2026 Big East Conference softball tournament
- Teams: 4
- Format: Double-elimination tournament
- Finals site: Parkway Bank Sports Complex; Rosemont, Illinois;
- Champions: UConn (9th title)
- Winning coach: Laura Valentino (2nd title)
- MVP: Jessica Walter (UConn)
- Television: ESPN+

= 2026 Big East Conference softball tournament =

The 2026 Big East Conference softball tournament was held at Parkway Bank Sports Complex in Rosemont, Illinois. The tournament ran from May 7 through May 9, 2026 and determined the champion for the Big East Conference for the 2026 NCAA Division I softball season. UConn won their second consecutive, and ninth overall, tournament championship to earn the Big East Conference's automatic bid to the 2026 NCAA Division I softball tournament. All games were broadcast on ESPN+.

==Format and seeding==
The top four teams from the conference's round-robin regular season will qualify for the tournament, and will be seeded one through four. They will play a double-elimination tournament. Providence claimed the top seed by tiebreaker over UConn, having won the season series.

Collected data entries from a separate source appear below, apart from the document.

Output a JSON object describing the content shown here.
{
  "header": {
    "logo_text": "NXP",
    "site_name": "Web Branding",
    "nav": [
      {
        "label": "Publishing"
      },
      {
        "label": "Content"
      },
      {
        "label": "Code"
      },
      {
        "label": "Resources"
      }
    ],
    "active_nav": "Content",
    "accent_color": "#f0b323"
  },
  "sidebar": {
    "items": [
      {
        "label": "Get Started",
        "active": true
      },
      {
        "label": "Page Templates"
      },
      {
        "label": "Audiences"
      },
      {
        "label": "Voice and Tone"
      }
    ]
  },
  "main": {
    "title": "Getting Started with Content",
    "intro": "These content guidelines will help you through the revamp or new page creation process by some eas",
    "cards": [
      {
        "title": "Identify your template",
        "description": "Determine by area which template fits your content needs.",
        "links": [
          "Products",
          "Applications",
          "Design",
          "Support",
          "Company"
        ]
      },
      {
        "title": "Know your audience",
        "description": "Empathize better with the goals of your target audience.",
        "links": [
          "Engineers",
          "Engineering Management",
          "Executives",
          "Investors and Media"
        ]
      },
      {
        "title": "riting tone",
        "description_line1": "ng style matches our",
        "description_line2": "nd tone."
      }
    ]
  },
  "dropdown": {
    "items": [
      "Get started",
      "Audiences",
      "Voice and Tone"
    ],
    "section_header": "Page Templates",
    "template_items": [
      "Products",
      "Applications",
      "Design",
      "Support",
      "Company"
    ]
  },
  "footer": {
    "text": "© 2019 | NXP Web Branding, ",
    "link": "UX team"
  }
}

| Team | W | L | Pct. | GB | Seed |
|---|---|---|---|---|---|
| Providence | 18 | 6 | .750 | — | 1 |
| UConn | 18 | 6 | .750 | — | 2 |
| Creighton | 17 | 7 | .708 | 1 | 3 |
| Butler | 15 | 9 | .625 | 3 | 4 |
| St. John's | 9 | 15 | .375 | 9 | — |
| Georgetown | 9 | 15 | .375 | 9 | — |
| DePaul | 8 | 16 | .333 | 10 | — |
| Villanova | 8 | 16 | .333 | 10 | — |
| Seton Hall | 6 | 18 | .250 | 12 | — |

==Tournament==
=== Game results ===

| Date | Game | Winner | Score | Loser | Notes |
| May 7 | Game 1 | (4) Butler | 10–3 | (1) Providence |  |
| Game 2 | (2) UConn | 9–3 | (3) Creighton |  |
| Game 3 | (3) Creighton | 4–2 | (1) Providence | Providence eliminated |
| May 8 | Game 4 | (2) UConn | 12–1 ^{(6)} | (4) Butler |  |
| Game 5 | (3) Creighton | 9–0 ^{(6)} | (4) Butler | Butler eliminated |
| May 9 | Game 6 | (3) Creighton | 5–2 |  |  |
| Game 7 | (2) UConn | 8–3 | (3) Creighton | UConn wins Big East Tournament |

==All-Tournament Team==
The following players were named to the All-Tournament Team.

| Pos | Name | Class | School |
| P | Maren Berger | RS-So. | Butler |
| Landrie Harris | So. | Creighton |
| Jessica Walter | Gr. | UConn |
| INF | Julia Renny | Sr. | Providence |
| 1B | Emma Willers | Fr. | UConn |
| Keegan Mayhue | Fr. | Creighton |
| SS | Cat Petteys | So. | UConn |
| OF | Kaitlyn Breslin | Jr | UConn |
| DP | Kaelan Schultz | Jr. | Creighton |

===Most Outstanding Player===
Jessica Walter was named Tournament Most Outstanding Player. Walter was a graduate pitcher for UConn who recorded a 2.33 ERA and a pair of wins in the tournament, including a complete game in the final.